Who says solar is too expensive?

Who says solar is too expensive?  In fact, in many places it is cheaper than the fossil fueled alternative.  How do we know?  Well, one place to start is to look at actual contracts for projects.

Attached here (Excel file)  is a chart of California Renewable Portfolio Standard contracts downloaded (and modified to show just solar contracts) from the CPUC website, here.

As of June 2011, California investor-owned utilities have signed and submitted for approval from the regulators 8,631 MW of contracts with solar companies. The exact contract price is kept confidential.  However, we do know whether the contract is above or below the Market Price Referent, or MPR.  The  ‘market price referent‘ is an annual calculation of the anticipated 20-year levelized cost of energy of a new combined-cycle gas turbine in California, and serves as a proxy for the cost of building new non-renewable power.

Of that 8.6 GW of signed contracts, 4,408 MW is below the MPR .   So there we have it.  Massive amounts of solar, for less than the cost of the fossil fuel alternative.

But wait!  There’s more.  This calculation does not include the utility DG PV programs or current feed-in tariffs, nor does it cover procurement from Sacramento Municipal Utility Department or the Los Angeles Department of Water and Power.  SMUD has its own success story: it is buying 100 MW of PV at a price set on its cost of fossil power—calculated out to be the equivalent of 14 cents/kWh.

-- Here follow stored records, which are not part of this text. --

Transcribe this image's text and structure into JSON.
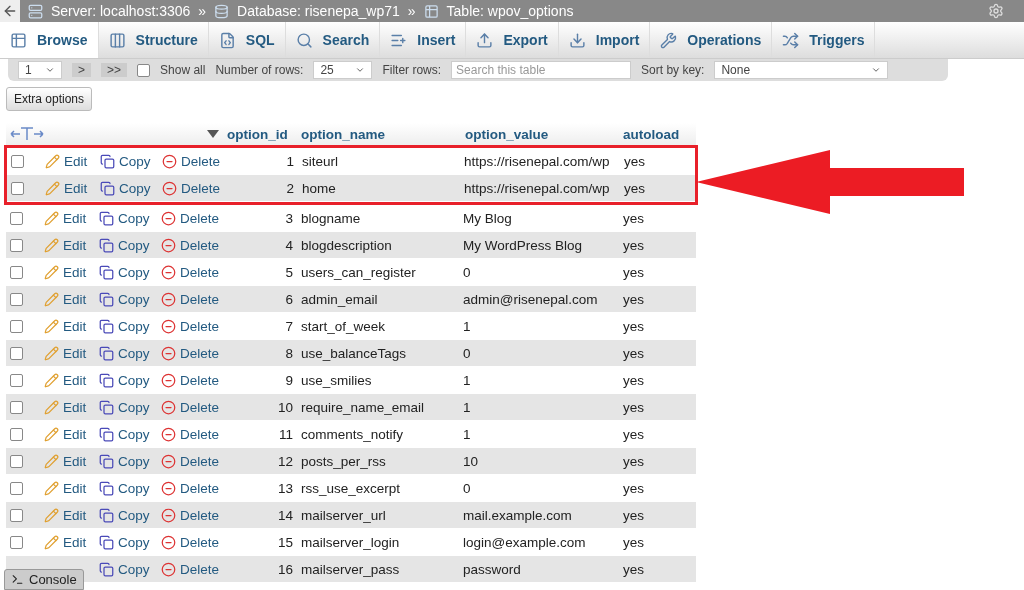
{
  "breadcrumbs": [
    {
      "kind": "server",
      "label": "Server: localhost:3306"
    },
    {
      "kind": "database",
      "label": "Database: risenepa_wp71"
    },
    {
      "kind": "table",
      "label": "Table: wpov_options"
    }
  ],
  "separator": "»",
  "tabs": [
    {
      "kind": "browse",
      "label": "Browse",
      "selected": true
    },
    {
      "kind": "structure",
      "label": "Structure",
      "selected": false
    },
    {
      "kind": "sql",
      "label": "SQL",
      "selected": false
    },
    {
      "kind": "search",
      "label": "Search",
      "selected": false
    },
    {
      "kind": "insert",
      "label": "Insert",
      "selected": false
    },
    {
      "kind": "export",
      "label": "Export",
      "selected": false
    },
    {
      "kind": "import",
      "label": "Import",
      "selected": false
    },
    {
      "kind": "operations",
      "label": "Operations",
      "selected": false
    },
    {
      "kind": "triggers",
      "label": "Triggers",
      "selected": false
    }
  ],
  "toolbar": {
    "page": "1",
    "nav_buttons": [
      ">",
      ">>"
    ],
    "show_all": {
      "label": "Show all",
      "checked": false
    },
    "rows_label": "Number of rows:",
    "rows_value": "25",
    "filter_label": "Filter rows:",
    "filter_placeholder": "Search this table",
    "sort_label": "Sort by key:",
    "sort_value": "None"
  },
  "extra_options": "Extra options",
  "table": {
    "columns": [
      "option_id",
      "option_name",
      "option_value",
      "autoload"
    ],
    "rows": [
      {
        "id": "1",
        "name": "siteurl",
        "value": "https://risenepal.com/wp",
        "autoload": "yes",
        "highlighted": true,
        "checked": false,
        "actions": [
          {
            "kind": "edit",
            "label": "Edit"
          },
          {
            "kind": "copy",
            "label": "Copy"
          },
          {
            "kind": "delete",
            "label": "Delete"
          }
        ]
      },
      {
        "id": "2",
        "name": "home",
        "value": "https://risenepal.com/wp",
        "autoload": "yes",
        "highlighted": true,
        "checked": false,
        "actions": [
          {
            "kind": "edit",
            "label": "Edit"
          },
          {
            "kind": "copy",
            "label": "Copy"
          },
          {
            "kind": "delete",
            "label": "Delete"
          }
        ]
      },
      {
        "id": "3",
        "name": "blogname",
        "value": "My Blog",
        "autoload": "yes",
        "highlighted": false,
        "checked": false,
        "actions": [
          {
            "kind": "edit",
            "label": "Edit"
          },
          {
            "kind": "copy",
            "label": "Copy"
          },
          {
            "kind": "delete",
            "label": "Delete"
          }
        ]
      },
      {
        "id": "4",
        "name": "blogdescription",
        "value": "My WordPress Blog",
        "autoload": "yes",
        "highlighted": false,
        "checked": false,
        "actions": [
          {
            "kind": "edit",
            "label": "Edit"
          },
          {
            "kind": "copy",
            "label": "Copy"
          },
          {
            "kind": "delete",
            "label": "Delete"
          }
        ]
      },
      {
        "id": "5",
        "name": "users_can_register",
        "value": "0",
        "autoload": "yes",
        "highlighted": false,
        "checked": false,
        "actions": [
          {
            "kind": "edit",
            "label": "Edit"
          },
          {
            "kind": "copy",
            "label": "Copy"
          },
          {
            "kind": "delete",
            "label": "Delete"
          }
        ]
      },
      {
        "id": "6",
        "name": "admin_email",
        "value": "admin@risenepal.com",
        "autoload": "yes",
        "highlighted": false,
        "checked": false,
        "actions": [
          {
            "kind": "edit",
            "label": "Edit"
          },
          {
            "kind": "copy",
            "label": "Copy"
          },
          {
            "kind": "delete",
            "label": "Delete"
          }
        ]
      },
      {
        "id": "7",
        "name": "start_of_week",
        "value": "1",
        "autoload": "yes",
        "highlighted": false,
        "checked": false,
        "actions": [
          {
            "kind": "edit",
            "label": "Edit"
          },
          {
            "kind": "copy",
            "label": "Copy"
          },
          {
            "kind": "delete",
            "label": "Delete"
          }
        ]
      },
      {
        "id": "8",
        "name": "use_balanceTags",
        "value": "0",
        "autoload": "yes",
        "highlighted": false,
        "checked": false,
        "actions": [
          {
            "kind": "edit",
            "label": "Edit"
          },
          {
            "kind": "copy",
            "label": "Copy"
          },
          {
            "kind": "delete",
            "label": "Delete"
          }
        ]
      },
      {
        "id": "9",
        "name": "use_smilies",
        "value": "1",
        "autoload": "yes",
        "highlighted": false,
        "checked": false,
        "actions": [
          {
            "kind": "edit",
            "label": "Edit"
          },
          {
            "kind": "copy",
            "label": "Copy"
          },
          {
            "kind": "delete",
            "label": "Delete"
          }
        ]
      },
      {
        "id": "10",
        "name": "require_name_email",
        "value": "1",
        "autoload": "yes",
        "highlighted": false,
        "checked": false,
        "actions": [
          {
            "kind": "edit",
            "label": "Edit"
          },
          {
            "kind": "copy",
            "label": "Copy"
          },
          {
            "kind": "delete",
            "label": "Delete"
          }
        ]
      },
      {
        "id": "11",
        "name": "comments_notify",
        "value": "1",
        "autoload": "yes",
        "highlighted": false,
        "checked": false,
        "actions": [
          {
            "kind": "edit",
            "label": "Edit"
          },
          {
            "kind": "copy",
            "label": "Copy"
          },
          {
            "kind": "delete",
            "label": "Delete"
          }
        ]
      },
      {
        "id": "12",
        "name": "posts_per_rss",
        "value": "10",
        "autoload": "yes",
        "highlighted": false,
        "checked": false,
        "actions": [
          {
            "kind": "edit",
            "label": "Edit"
          },
          {
            "kind": "copy",
            "label": "Copy"
          },
          {
            "kind": "delete",
            "label": "Delete"
          }
        ]
      },
      {
        "id": "13",
        "name": "rss_use_excerpt",
        "value": "0",
        "autoload": "yes",
        "highlighted": false,
        "checked": false,
        "actions": [
          {
            "kind": "edit",
            "label": "Edit"
          },
          {
            "kind": "copy",
            "label": "Copy"
          },
          {
            "kind": "delete",
            "label": "Delete"
          }
        ]
      },
      {
        "id": "14",
        "name": "mailserver_url",
        "value": "mail.example.com",
        "autoload": "yes",
        "highlighted": false,
        "checked": false,
        "actions": [
          {
            "kind": "edit",
            "label": "Edit"
          },
          {
            "kind": "copy",
            "label": "Copy"
          },
          {
            "kind": "delete",
            "label": "Delete"
          }
        ]
      },
      {
        "id": "15",
        "name": "mailserver_login",
        "value": "login@example.com",
        "autoload": "yes",
        "highlighted": false,
        "checked": false,
        "actions": [
          {
            "kind": "edit",
            "label": "Edit"
          },
          {
            "kind": "copy",
            "label": "Copy"
          },
          {
            "kind": "delete",
            "label": "Delete"
          }
        ]
      },
      {
        "id": "16",
        "name": "mailserver_pass",
        "value": "password",
        "autoload": "yes",
        "highlighted": false,
        "actions": [
          {
            "kind": "copy",
            "label": "Copy"
          },
          {
            "kind": "delete",
            "label": "Delete"
          }
        ]
      }
    ]
  },
  "console": "Console"
}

And in January, Southern California Edison released the results of an auction for mid-sized renewable projects (systems up to 20 MW in size)…and the results were stunning.   250 megawatts of PV, all below the cost of a combined-cycle gas turbine.

And with recent low PV prices, there’s new market activity for even smaller installations.  California’s AB 1969 feed-in tariff law required utilities to offer standard 20 year contracts for renewable generation to systems up to 1.5 MW, priced at the MPR (note that the contracts also receive a time-of-delivery adder, which on a levelized basis modeled for PV production, using PV WATTS and assuming Sacramento as a proxy for statewide insolation, comes out as follows:  PG&E – 1.13, SDG&E – 1.24, SCE – 1.35) .  In the past, that level was too low to stimulate much, if any, market activity (generally speaking, larger installations, with greater economies of scale, have resulted in lower prices).  Now, there are over 420 MW of systems that have applied for interconnection with SCE, and PG+E has signed over 42 MW of contracts with PV generators under this program.  With the caveat that getting into the SCE interconnection queue does not require significant development security so there is no way of assessing the ultimate viability of these projects, the high degree of market activity is strong evidence that the reductions in PV module costs are resulting in previously unachievable solar rates.

And behind the meter distributed generation is also delivering.  California has an market-responsive incentive structure that declines in response to market activity.  Incentives for residential solar systems have dropped from $4.50/W to $0.35/W — yes, that’s right, 35 cents — and August set a record for the highest number of applications since the program’s inception.  With nearly 1 GW of self-generation installed and nearly 100,000 customers, grid parity — where solar can be generated for less than retail utility rates– is just around the corner.

Not all of the wholesale projects are going to come to fruition.  But many are already breaking ground, and with an increased focus on project viability requirements and development security, many of them will.  We’ve passed a major inflection point.  Solar, once viewed as too expensive to play a meaningful role in our energy future, is now scaling at prices less than the fossil fuel alternative.